# **SUD_Alemannic-DIVITAL**: SUD treebank conversion for the corpus UD_Alemannic-DIVITAL version 2.17
This treebank was automatically generated from the UD treebank:
[UD_Alemannic-DIVITAL](https://github.com/UniversalDependencies/UD_Alemannic-DIVITAL/releases/tag/r2.17).

See [SUD data page](https://surfacesyntacticud.org/data/) for more details about the conversion process.

The rest of this file is a copy of the original README associated to **UD_Alemannic-DIVITAL** and therefore refers to UD.

---
---

# Summary

UD_Alemannic-DIVITAL is a manually corrected treebank of Alemannic Alsatian consisting of sentences from several genres.

# Introduction

The corpus consists mostly of Low Alemannic Alsatian sentences. The sentences have been automatically annotated and manually verified.

The `MISC` column includes a gloss in French (`Gloss[fr]`) and a lemma in German (`Lemma[de]`).

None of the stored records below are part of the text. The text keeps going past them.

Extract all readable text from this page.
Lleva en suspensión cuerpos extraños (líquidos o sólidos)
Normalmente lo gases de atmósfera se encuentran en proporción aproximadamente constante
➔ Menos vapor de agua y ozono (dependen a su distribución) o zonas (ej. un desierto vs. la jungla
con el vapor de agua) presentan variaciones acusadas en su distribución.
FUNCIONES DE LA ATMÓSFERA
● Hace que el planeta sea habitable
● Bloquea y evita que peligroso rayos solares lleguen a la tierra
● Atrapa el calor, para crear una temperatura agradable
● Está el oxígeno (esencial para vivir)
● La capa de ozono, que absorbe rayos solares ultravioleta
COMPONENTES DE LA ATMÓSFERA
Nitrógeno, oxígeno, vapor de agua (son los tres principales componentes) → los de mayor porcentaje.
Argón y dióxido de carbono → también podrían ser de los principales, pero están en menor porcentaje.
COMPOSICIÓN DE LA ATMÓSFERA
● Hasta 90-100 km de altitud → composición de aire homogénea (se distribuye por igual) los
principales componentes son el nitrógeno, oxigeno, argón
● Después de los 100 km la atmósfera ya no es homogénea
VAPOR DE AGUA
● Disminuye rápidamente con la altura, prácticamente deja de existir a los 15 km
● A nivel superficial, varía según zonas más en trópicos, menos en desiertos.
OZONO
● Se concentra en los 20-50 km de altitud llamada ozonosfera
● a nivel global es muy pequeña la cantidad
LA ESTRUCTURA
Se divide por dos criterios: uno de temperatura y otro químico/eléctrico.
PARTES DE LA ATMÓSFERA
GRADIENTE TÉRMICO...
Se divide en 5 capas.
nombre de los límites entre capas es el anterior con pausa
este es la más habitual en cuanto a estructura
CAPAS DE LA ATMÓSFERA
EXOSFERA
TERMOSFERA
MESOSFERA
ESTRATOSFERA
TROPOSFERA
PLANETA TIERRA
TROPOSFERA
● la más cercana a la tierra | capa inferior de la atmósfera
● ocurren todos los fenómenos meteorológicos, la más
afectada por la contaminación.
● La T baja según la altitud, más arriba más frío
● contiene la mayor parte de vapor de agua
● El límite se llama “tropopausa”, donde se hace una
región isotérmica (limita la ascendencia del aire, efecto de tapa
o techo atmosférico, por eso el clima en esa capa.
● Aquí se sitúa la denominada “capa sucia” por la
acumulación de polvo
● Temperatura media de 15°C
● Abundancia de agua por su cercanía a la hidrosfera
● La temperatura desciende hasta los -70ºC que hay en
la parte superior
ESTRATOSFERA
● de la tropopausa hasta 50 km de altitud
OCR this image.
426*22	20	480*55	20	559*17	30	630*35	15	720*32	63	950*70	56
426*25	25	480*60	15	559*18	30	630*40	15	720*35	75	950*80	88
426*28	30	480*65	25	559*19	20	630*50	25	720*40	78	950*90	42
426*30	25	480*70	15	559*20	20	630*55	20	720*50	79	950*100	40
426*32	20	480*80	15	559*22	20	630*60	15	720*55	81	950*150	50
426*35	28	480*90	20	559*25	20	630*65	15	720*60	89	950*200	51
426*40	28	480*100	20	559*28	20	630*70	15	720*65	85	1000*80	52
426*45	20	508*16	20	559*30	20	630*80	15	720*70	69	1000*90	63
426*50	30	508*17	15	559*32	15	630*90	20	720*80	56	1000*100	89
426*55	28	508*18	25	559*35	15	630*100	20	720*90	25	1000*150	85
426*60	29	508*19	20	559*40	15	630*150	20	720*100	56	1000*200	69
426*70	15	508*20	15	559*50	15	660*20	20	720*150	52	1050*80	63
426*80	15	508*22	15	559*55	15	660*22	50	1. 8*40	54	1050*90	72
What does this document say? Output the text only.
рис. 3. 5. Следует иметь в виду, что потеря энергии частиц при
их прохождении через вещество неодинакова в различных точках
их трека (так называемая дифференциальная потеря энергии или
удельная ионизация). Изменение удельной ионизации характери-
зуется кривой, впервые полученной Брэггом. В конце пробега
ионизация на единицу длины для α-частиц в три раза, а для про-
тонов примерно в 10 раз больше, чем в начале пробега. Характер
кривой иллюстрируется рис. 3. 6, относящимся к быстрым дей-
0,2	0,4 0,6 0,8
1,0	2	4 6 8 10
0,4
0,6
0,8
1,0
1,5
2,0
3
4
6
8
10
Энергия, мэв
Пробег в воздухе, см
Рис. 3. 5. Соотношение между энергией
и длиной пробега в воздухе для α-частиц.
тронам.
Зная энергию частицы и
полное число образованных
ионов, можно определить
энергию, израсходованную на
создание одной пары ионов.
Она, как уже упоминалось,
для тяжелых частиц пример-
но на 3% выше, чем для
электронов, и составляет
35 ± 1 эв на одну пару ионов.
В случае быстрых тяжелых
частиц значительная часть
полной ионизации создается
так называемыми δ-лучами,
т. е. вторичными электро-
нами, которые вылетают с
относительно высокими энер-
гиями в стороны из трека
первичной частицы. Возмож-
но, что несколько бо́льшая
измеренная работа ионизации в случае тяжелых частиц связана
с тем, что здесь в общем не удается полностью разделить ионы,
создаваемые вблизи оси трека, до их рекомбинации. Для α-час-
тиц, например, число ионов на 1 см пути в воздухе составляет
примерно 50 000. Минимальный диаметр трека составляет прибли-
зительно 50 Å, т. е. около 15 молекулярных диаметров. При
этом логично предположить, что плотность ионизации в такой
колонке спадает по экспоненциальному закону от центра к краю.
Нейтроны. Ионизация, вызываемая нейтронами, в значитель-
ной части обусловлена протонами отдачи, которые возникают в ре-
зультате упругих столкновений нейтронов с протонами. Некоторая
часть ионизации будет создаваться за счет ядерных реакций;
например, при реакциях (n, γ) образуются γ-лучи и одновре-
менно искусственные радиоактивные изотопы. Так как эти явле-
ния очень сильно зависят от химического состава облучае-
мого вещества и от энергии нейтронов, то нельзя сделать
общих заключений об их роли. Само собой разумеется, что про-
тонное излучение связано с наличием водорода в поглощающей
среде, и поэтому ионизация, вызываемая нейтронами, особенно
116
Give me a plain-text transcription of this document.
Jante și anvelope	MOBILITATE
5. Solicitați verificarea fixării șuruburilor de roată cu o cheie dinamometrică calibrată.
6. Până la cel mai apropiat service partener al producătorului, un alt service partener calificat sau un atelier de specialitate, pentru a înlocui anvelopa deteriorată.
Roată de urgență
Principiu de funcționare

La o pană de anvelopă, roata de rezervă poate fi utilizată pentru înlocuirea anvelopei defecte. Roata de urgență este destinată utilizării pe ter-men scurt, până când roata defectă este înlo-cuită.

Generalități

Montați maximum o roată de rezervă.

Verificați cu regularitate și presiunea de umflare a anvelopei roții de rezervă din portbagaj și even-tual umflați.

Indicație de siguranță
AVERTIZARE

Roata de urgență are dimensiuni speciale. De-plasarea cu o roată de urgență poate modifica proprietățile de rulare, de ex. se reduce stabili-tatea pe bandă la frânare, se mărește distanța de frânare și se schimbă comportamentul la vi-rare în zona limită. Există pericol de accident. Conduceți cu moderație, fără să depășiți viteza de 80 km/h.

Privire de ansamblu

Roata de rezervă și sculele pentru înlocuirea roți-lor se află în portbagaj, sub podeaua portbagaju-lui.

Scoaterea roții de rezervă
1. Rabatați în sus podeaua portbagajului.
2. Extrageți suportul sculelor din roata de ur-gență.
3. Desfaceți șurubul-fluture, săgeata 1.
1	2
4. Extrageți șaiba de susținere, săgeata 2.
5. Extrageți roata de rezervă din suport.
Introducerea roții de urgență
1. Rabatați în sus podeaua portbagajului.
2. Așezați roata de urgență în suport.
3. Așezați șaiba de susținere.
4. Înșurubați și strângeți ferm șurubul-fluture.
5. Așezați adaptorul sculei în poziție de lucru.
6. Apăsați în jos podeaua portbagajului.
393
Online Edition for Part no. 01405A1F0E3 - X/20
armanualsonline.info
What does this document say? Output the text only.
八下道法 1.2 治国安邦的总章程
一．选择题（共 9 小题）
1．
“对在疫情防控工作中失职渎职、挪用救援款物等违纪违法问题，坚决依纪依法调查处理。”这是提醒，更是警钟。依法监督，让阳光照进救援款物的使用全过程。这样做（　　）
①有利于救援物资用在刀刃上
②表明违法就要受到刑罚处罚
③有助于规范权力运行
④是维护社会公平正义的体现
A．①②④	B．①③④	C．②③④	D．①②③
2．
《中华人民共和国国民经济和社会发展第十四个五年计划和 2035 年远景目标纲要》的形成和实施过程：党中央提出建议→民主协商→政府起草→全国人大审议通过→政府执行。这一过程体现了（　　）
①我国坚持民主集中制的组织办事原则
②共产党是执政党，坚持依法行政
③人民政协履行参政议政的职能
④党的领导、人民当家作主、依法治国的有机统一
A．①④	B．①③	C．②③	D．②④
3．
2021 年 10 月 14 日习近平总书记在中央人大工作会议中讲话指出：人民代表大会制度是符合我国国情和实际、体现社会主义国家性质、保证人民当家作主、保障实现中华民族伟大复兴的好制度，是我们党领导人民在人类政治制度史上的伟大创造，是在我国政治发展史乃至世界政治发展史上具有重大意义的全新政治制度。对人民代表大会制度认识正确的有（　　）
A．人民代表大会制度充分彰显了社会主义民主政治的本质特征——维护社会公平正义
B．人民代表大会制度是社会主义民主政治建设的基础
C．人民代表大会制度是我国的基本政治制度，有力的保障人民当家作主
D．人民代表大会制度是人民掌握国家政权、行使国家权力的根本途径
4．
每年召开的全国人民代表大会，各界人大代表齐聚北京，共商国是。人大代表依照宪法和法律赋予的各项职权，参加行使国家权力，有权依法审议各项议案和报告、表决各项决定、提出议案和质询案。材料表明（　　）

Document metadata is included at the beginning of each new document (`#newdoc`): author, source, genre, audience, discourse_type, domain, factuality, form, origin, channel, language_variety.

For details on the pre-annotation and manual correction process see:

* Barbara Hoff, Nathanaël Beiner, and Delphine Bernhard. 2025. [Universal Dependencies for the Alemannic Alsatian Dialects](https://aclanthology.org/2025.tlt-1.2/). In _Proceedings of the 23rd International Workshop on Treebanks and Linguistic Theories (TLT, SyntaxFest 2025)_, pages 10–22, Ljubljana, Slovenia. Association for Computational Linguistics_.
* Delphine Bernhard, Nathanaël Beiner, and Barbara Hoff. 2025. [Pre-annotation Matters: A Comparative Study on POS and Dependency Annotation for an Alsatian Dialect](https://aclanthology.org/2025.law-1.14/). In _Proceedings of the 19th Linguistic Annotation Workshop (LAW-XIX-2025)_, pages 173–186, Vienna, Austria. Association for Computational Linguistics.

The annotation guidelines are detailed in:

* Nathanaël Beiner, Barbara Hoff, Carole Werner, and Delphine Bernhard. 2025. [Syntactic annotation guidelines for Alsatian – DIVITAL project (Version 1)](https://doi.org/10.34847/NKL.5B6CS6WU). NAKALA - https://nakala.fr (Huma-Num - CNRS). https://doi.org/10.34847/NKL.5B6CS6WU


Information on metadata can be found in:

* Marianne Vergez-Couret, Delphine Bernhard, Michael Nauge, Myriam Bras, Pablo Ruiz Fabo, and Carole Werner. 2024. [Managing Fine-grained Metadata for Text Bases in Extremely Low Resource Languages: The Cases of Two Regional Languages of France](https://aclanthology.org/2024.sigul-1.25/). In Proceedings of the 3rd Annual Meeting of the Special Interest Group on Under-resourced Languages @ LREC-COLING 2024, pages 212–221, Torino, Italia. ELRA and ICCL.


# Acknowledgments

The following people were involved in the creation of this dataset:

* Nathanaël Beiner (data annotation, guidelines)
* Barbara Hoff (data annotation, guidelines)
* Delphine Bernhard (advice on annotations, data collection, selection and pre-processing)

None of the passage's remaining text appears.